"Nie będzie taniego prądu dla ludzi i zakładów bez wielkich inwestycji na Morzu Bałtyckim" - stwierdził w czwartek premier Donald Tusk w Gdańsku. Przekonywał też, że istotne jest to, żeby w polskich farmach wiatrowych wykorzystywano jak najwięcej elementów produkowanych w naszym kraju.

REKLAMA
Premier Donald Tusk

Premier chwali Baltic Towers

Podczas wizyty w gdańskim zakładzie produkującym wieże dla morskich turbin wiatrowych Baltic Towers, premier stwierdził, że to "największa i najnowocześniejsza tego typu fabryka w Europie".

Polski offshore to jedna z kluczowych perspektyw energetycznych - dodał.

Jak mówił, "nie będzie w Polsce dostępnego i możliwie taniego prądu dla ludzi i zakładów, bez wielkich inwestycji na brzegach Bałtyku oraz na Bałtyku".

Zwrócił także uwagę na to, że "w polskich inwestycjach powinno być możliwie dużo Polski".

Jeśli to Polska ma być jednym z liderów, jeśli chodzi o offshore, to ważne jest to, żeby to, co się produkuje na rzecz energetyki wiatrowej, było produkowane w Polsce, tu w Gdańsku - doprecyzował szef rządu.

Tusk o miejscu "permanentnej konfrontacji"

Z kolei w trakcie odprawy z kadrą dowódczą Marynarki Wojennej w Centrum Operacji Morskich w Gdyni premier stwierdził, że Morze Bałtyckie - podobnie jak wschodnia granica - może stać się miejscem "permanentnej konfrontacji".

Donald Tusk w trakcie wizyty w gdańskim zakładzie produkującym wieże dla morskich turbin wiatrowych Baltic Towers.

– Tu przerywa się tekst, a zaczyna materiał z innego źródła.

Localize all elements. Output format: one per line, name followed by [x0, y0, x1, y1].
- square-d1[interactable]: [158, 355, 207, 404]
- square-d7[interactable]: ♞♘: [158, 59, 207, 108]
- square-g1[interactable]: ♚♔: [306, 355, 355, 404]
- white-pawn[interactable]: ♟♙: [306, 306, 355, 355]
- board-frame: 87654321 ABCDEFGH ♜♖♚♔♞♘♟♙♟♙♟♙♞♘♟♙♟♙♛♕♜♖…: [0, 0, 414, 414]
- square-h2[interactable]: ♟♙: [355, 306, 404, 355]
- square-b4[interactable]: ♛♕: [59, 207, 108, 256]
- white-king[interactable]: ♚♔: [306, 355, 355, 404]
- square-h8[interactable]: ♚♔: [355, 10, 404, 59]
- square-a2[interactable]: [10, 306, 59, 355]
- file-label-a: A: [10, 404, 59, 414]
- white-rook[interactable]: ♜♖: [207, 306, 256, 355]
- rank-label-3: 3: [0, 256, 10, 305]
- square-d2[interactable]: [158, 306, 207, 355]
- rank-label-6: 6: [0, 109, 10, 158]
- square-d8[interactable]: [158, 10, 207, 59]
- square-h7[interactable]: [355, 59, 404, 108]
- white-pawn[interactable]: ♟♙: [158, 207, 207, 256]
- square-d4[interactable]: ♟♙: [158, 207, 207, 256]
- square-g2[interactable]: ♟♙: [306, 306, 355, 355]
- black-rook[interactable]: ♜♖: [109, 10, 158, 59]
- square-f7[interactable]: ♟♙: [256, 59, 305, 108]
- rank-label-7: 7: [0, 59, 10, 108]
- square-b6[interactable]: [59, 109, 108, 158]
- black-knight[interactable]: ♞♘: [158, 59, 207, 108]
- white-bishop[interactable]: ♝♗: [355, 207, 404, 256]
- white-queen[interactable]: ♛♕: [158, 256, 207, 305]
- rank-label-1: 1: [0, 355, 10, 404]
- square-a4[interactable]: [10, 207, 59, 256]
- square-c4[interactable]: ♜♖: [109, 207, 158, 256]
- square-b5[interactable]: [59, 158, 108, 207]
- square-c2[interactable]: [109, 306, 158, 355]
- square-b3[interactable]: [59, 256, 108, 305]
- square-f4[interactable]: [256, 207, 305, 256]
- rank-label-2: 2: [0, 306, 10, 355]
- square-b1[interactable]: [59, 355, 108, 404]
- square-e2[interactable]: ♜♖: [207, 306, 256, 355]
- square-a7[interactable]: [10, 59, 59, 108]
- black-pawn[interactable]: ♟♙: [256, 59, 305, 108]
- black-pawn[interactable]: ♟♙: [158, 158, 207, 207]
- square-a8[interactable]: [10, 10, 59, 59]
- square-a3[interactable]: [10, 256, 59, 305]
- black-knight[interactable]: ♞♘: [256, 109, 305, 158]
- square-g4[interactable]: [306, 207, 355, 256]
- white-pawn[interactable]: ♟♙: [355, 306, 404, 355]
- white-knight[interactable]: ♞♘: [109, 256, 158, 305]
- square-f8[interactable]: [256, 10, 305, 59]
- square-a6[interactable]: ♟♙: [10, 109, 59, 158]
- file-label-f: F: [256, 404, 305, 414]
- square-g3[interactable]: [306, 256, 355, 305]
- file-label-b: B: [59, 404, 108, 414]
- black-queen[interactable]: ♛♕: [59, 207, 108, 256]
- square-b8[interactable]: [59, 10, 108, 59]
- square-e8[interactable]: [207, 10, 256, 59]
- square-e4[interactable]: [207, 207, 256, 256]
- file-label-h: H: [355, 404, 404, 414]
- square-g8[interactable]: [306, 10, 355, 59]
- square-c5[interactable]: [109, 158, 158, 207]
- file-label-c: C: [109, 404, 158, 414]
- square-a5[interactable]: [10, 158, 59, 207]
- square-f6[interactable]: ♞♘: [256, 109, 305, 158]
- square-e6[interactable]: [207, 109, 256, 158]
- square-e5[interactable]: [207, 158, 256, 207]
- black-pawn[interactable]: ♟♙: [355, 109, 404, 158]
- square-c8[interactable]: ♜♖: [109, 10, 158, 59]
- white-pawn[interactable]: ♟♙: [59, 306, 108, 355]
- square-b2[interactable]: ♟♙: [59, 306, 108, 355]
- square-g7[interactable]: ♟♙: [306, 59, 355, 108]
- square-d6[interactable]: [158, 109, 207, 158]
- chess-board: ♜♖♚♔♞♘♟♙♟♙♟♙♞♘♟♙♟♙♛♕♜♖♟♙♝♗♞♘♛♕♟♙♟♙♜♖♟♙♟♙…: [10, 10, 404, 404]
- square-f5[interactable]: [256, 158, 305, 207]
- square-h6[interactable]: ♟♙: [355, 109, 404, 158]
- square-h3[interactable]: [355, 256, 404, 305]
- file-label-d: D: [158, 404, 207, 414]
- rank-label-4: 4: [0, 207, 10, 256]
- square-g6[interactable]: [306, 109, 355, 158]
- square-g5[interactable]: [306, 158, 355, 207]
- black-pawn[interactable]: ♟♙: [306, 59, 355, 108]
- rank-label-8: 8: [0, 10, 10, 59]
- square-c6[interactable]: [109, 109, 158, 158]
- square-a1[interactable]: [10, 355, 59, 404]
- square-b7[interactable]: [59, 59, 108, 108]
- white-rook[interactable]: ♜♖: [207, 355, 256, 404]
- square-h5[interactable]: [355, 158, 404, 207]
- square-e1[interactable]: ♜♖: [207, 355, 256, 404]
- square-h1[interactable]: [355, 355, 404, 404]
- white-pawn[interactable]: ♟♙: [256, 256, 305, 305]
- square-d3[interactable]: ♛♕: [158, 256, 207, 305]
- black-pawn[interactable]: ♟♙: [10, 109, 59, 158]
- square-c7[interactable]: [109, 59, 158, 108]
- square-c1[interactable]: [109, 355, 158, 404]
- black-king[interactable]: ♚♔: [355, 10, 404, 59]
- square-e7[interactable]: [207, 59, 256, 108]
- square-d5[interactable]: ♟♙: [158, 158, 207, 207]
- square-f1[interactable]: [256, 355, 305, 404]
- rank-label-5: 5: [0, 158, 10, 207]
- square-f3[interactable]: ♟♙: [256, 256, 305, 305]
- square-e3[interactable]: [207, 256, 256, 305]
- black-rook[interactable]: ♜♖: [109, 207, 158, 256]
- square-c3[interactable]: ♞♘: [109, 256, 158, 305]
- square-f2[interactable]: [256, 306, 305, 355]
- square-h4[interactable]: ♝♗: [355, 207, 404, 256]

Incydenty z udziałem rosyjskich sabotażystów mogą powtarzać się coraz intensywniej. Jestem bardzo usatysfakcjonowany, że w sposób bardzo skuteczny, dyskretny, udało się zniechęcić statek do jakichś działań kinetycznych, które mogłyby spowodować uszkodzenia kabla energetycznego - wskazał.

Flota cieni

W środę objęty sankcjami rosyjski statek z "floty cieni" wykonywał podejrzane manewry w pobliżu kabla energetycznego, łączącego Polskę ze Szwecją. Po skutecznej interwencji polskiego wojska, odpłynął do jednego z rosyjskich portów.

"Flota cieni" składa się ze starych, zdezelowanych statków, pływających pod banderami państw trzecich, najczęściej afrykańskich. Są wykorzystywane przez Rosję do omijania sankcji.

Statki te sprzedają rosyjską ropę po cenach przekraczających ustalony pułap - zazwyczaj bez ubezpieczenia, co oznacza brak odpowiedzialności w razie katastrofy ekologicznej.

Zachód, w tym Unia Europejska i Wielka Brytania, stopniowo obejmuje je dodatkowymi sankcjami. We wtorek UE i Wielka Brytania ogłosiły nowe sankcje wobec Rosji, które mają objąć kolejne statki "floty cieni".